De modo semelhante, mas oposta, quando um fundo de pensão investe as contribuições de seus participantes, esse $$$ não fica sob custódia individual de cada participante. Os investimentos são decididos e feitos de forma centralizada pelo fundo de pensão, que frequentemente terceiriza essas aplicações contratando bancos e fundos externos, com a custódia dos ativos fora do controle individual.


Imagine um fundo de pensão que atuasse de forma descentralizada, onde cada participante decidisse onde investir seu dinheiro e esses ativos ficassem custodiados individualmente na carteira digital de cada pessoa.


O valor passaria a ser agregado pelo fundo de pensão ao oferecer um menu de opções para investimento, alinhados com os propósitos e o perfil de cada participante, previamente mapeados por meios interativos (parecido com o suitability atual).

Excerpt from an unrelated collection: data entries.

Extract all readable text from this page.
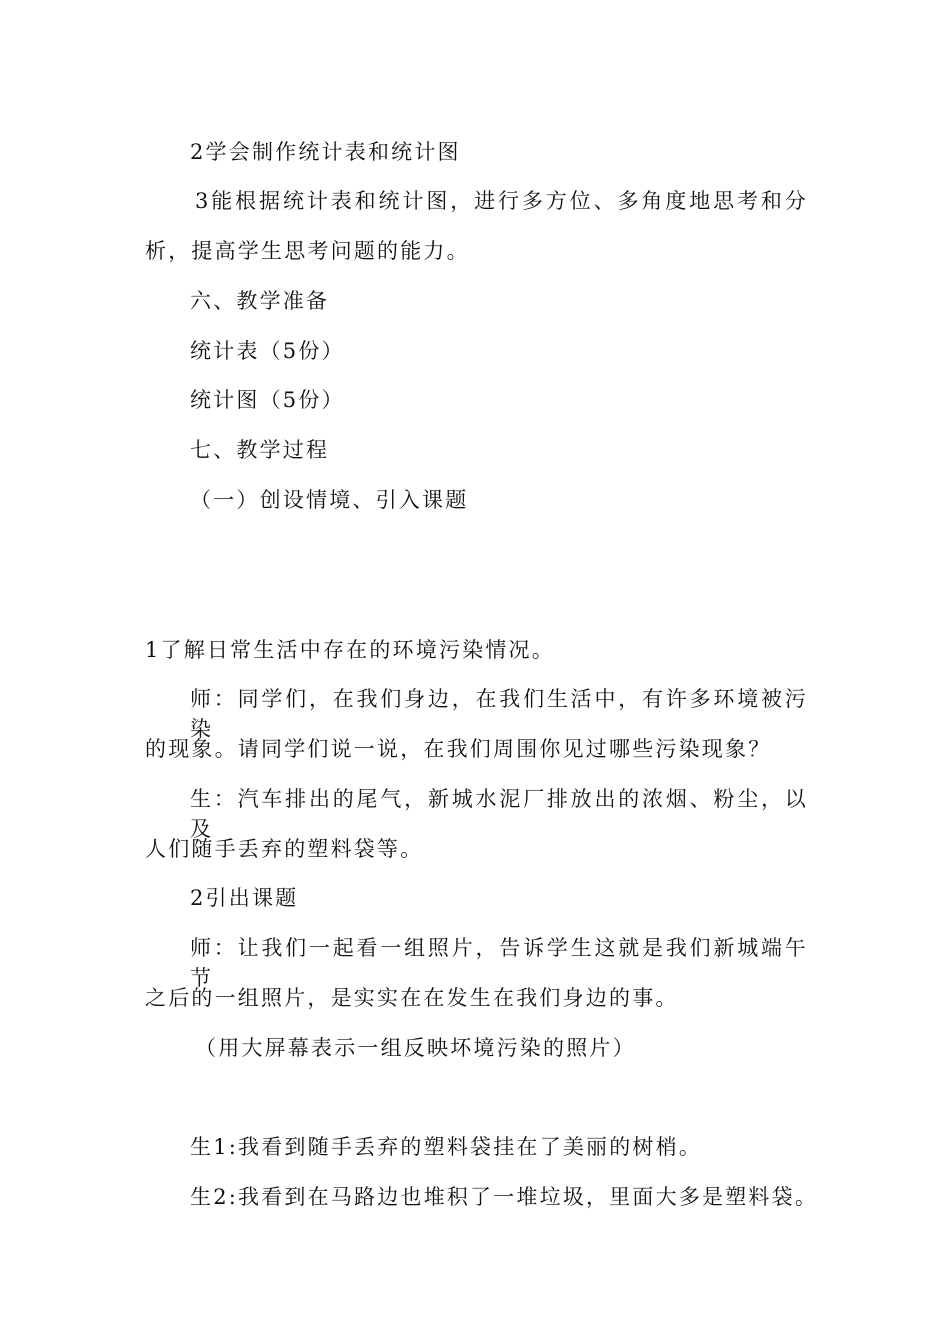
2学会制作统计表和统计图
3能根据统计表和统计图，进行多方位、多角度地思考和分
析，提高学生思考问题的能力。
六、教学准备
统计表（5份）
统计图（5份）
七、教学过程
（一）创设情境、引入课题
1了解日常生活中存在的环境污染情况。
师：同学们，在我们身边，在我们生活中，有许多环境被污染
的现象。请同学们说一说，在我们周围你见过哪些污染现象？
生：汽车排出的尾气，新城水泥厂排放出的浓烟、粉尘，以及
人们随手丢弃的塑料袋等。
2引出课题
师：让我们一起看一组照片，告诉学生这就是我们新城端午节
之后的一组照片，是实实在在发生在我们身边的事。
（用大屏幕表示一组反映坏境污染的照片）
生1:我看到随手丢弃的塑料袋挂在了美丽的树梢。
生2:我看到在马路边也堆积了一堆垃圾，里面大多是塑料袋。
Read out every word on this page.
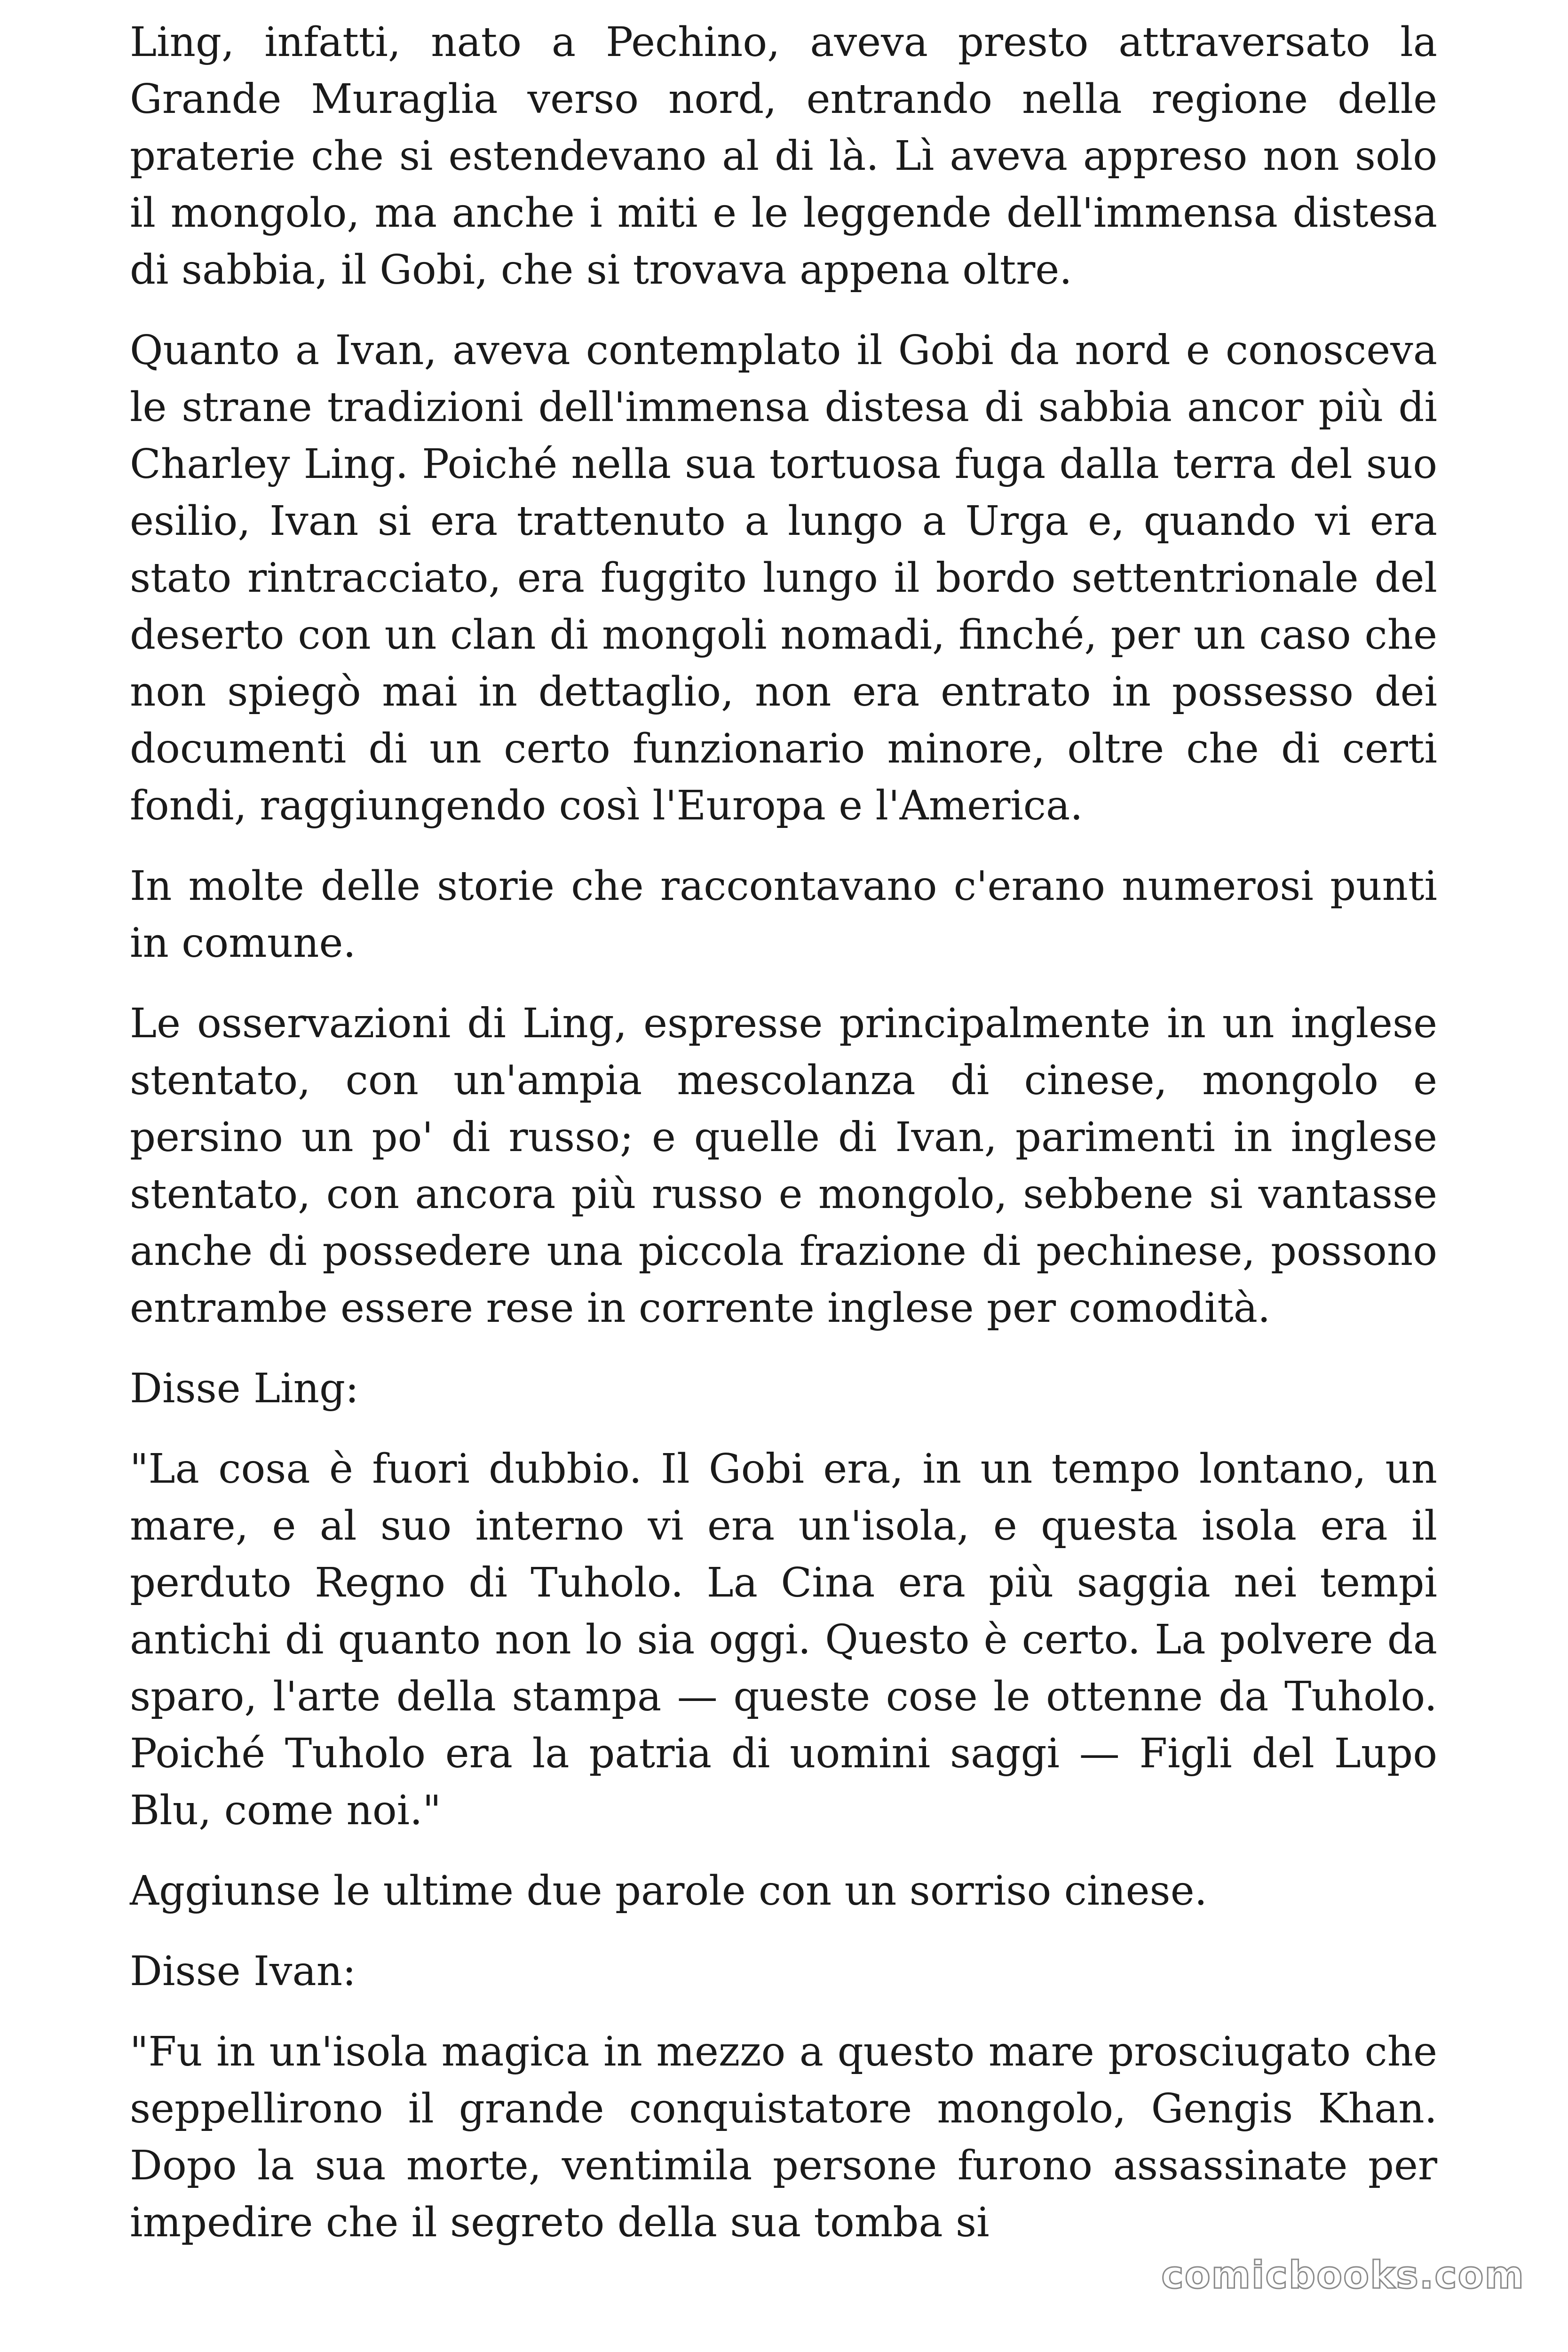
Ling, infatti, nato a Pechino, aveva presto attraversato la Grande Muraglia verso nord, entrando nella regione delle praterie che si estendevano al di là. Lì aveva appreso non solo il mongolo, ma anche i miti e le leggende dell'immensa distesa di sabbia, il Gobi, che si trovava appena oltre.

Quanto a Ivan, aveva contemplato il Gobi da nord e conosceva le strane tradizioni dell'immensa distesa di sabbia ancor più di Charley Ling. Poiché nella sua tortuosa fuga dalla terra del suo esilio, Ivan si era trattenuto a lungo a Urga e, quando vi era stato rintracciato, era fuggito lungo il bordo settentrionale del deserto con un clan di mongoli nomadi, finché, per un caso che non spiegò mai in dettaglio, non era entrato in possesso dei documenti di un certo funzionario minore, oltre che di certi fondi, raggiungendo così l'Europa e l'America.

In molte delle storie che raccontavano c'erano numerosi punti in comune.

Le osservazioni di Ling, espresse principalmente in un inglese stentato, con un'ampia mescolanza di cinese, mongolo e persino un po' di russo; e quelle di Ivan, parimenti in inglese stentato, con ancora più russo e mongolo, sebbene si vantasse anche di possedere una piccola frazione di pechinese, possono entrambe essere rese in corrente inglese per comodità.

Disse Ling:

"La cosa è fuori dubbio. Il Gobi era, in un tempo lontano, un mare, e al suo interno vi era un'isola, e questa isola era il perduto Regno di Tuholo. La Cina era più saggia nei tempi antichi di quanto non lo sia oggi. Questo è certo. La polvere da sparo, l'arte della stampa — queste cose le ottenne da Tuholo. Poiché Tuholo era la patria di uomini saggi — Figli del Lupo Blu, come noi."

Aggiunse le ultime due parole con un sorriso cinese.

Disse Ivan:

"Fu in un'isola magica in mezzo a questo mare prosciugato che seppellirono il grande conquistatore mongolo, Gengis Khan. Dopo la sua morte, ventimila persone furono assassinate per impedire che il segreto della sua tomba si

comicbooks.com
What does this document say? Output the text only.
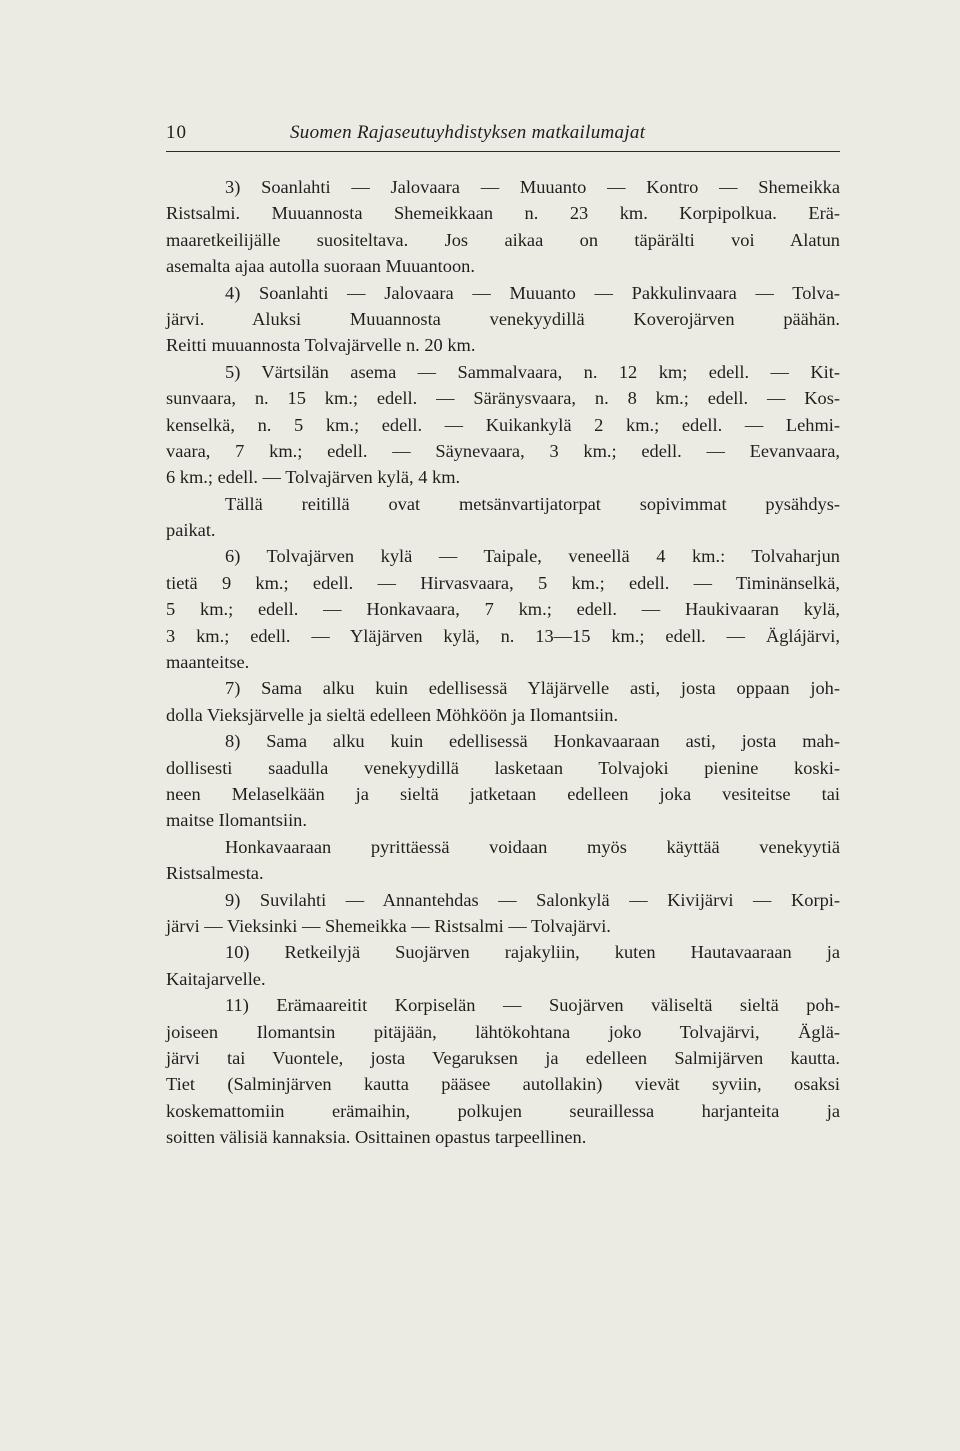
10	Suomen Rajaseutuyhdistyksen matkailumajat
3) Soanlahti — Jalovaara — Muuanto — Kontro — Shemeikka
Ristsalmi. Muuannosta Shemeikkaan n. 23 km. Korpipolkua. Erä-
maaretkeilijälle suositeltava. Jos aikaa on täpärälti voi Alatun
asemalta ajaa autolla suoraan Muuantoon.
4) Soanlahti — Jalovaara — Muuanto — Pakkulinvaara — Tolva-
järvi. Aluksi Muuannosta venekyydillä Koverojärven päähän.
Reitti muuannosta Tolvajärvelle n. 20 km.
5) Värtsilän asema — Sammalvaara, n. 12 km; edell. — Kit-
sunvaara, n. 15 km.; edell. — Säränysvaara, n. 8 km.; edell. — Kos-
kenselkä, n. 5 km.; edell. — Kuikankylä 2 km.; edell. — Lehmi-
vaara, 7 km.; edell. — Säynevaara, 3 km.; edell. — Eevanvaara,
6 km.; edell. — Tolvajärven kylä, 4 km.
Tällä reitillä ovat metsänvartijatorpat sopivimmat pysähdys-
paikat.
6) Tolvajärven kylä — Taipale, veneellä 4 km.: Tolvaharjun
tietä 9 km.; edell. — Hirvasvaara, 5 km.; edell. — Timinänselkä,
5 km.; edell. — Honkavaara, 7 km.; edell. — Haukivaaran kylä,
3 km.; edell. — Yläjärven kylä, n. 13—15 km.; edell. — Äglájärvi,
maanteitse.
7) Sama alku kuin edellisessä Yläjärvelle asti, josta oppaan joh-
dolla Vieksjärvelle ja sieltä edelleen Möhköön ja Ilomantsiin.
8) Sama alku kuin edellisessä Honkavaaraan asti, josta mah-
dollisesti saadulla venekyydillä lasketaan Tolvajoki pienine koski-
neen Melaselkään ja sieltä jatketaan edelleen joka vesiteitse tai
maitse Ilomantsiin.
Honkavaaraan pyrittäessä voidaan myös käyttää venekyytiä
Ristsalmesta.
9) Suvilahti — Annantehdas — Salonkylä — Kivijärvi — Korpi-
järvi — Vieksinki — Shemeikka — Ristsalmi — Tolvajärvi.
10) Retkeilyjä Suojärven rajakyliin, kuten Hautavaaraan ja
Kaitajarvelle.
11) Erämaareitit Korpiselän — Suojärven väliseltä sieltä poh-
joiseen Ilomantsin pitäjään, lähtökohtana joko Tolvajärvi, Äglä-
järvi tai Vuontele, josta Vegaruksen ja edelleen Salmijärven kautta.
Tiet (Salminjärven kautta pääsee autollakin) vievät syviin, osaksi
koskemattomiin erämaihin, polkujen seuraillessa harjanteita ja
soitten välisiä kannaksia. Osittainen opastus tarpeellinen.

O funcionamento de um plano de aposentadoria descentralizado no mundo digital seria bem mais complexo do que isso, mas as vantagens da descentralização dos investimentos fornecidas por um sistema financeiro “DeFi” seriam as mesmas:


* Dispensa de permissão: nem seu fundo de pensão, nem ninguém, precisaria autorizar que você fizesse um investimento


* Transparência: os investimentos seriam registrados no blockchain, com as operações abertas publicamente (não necessariamente atreladas ao seu nome)


* Resistência à censura: nenhuma autoridade central poderia acessar seus recursos e seus investimentos


* Custódia auto-soberana: ninguém poderia investir seu $$$ em títulos da Venezuela sem que você soubesse ou tivesse autorizado ...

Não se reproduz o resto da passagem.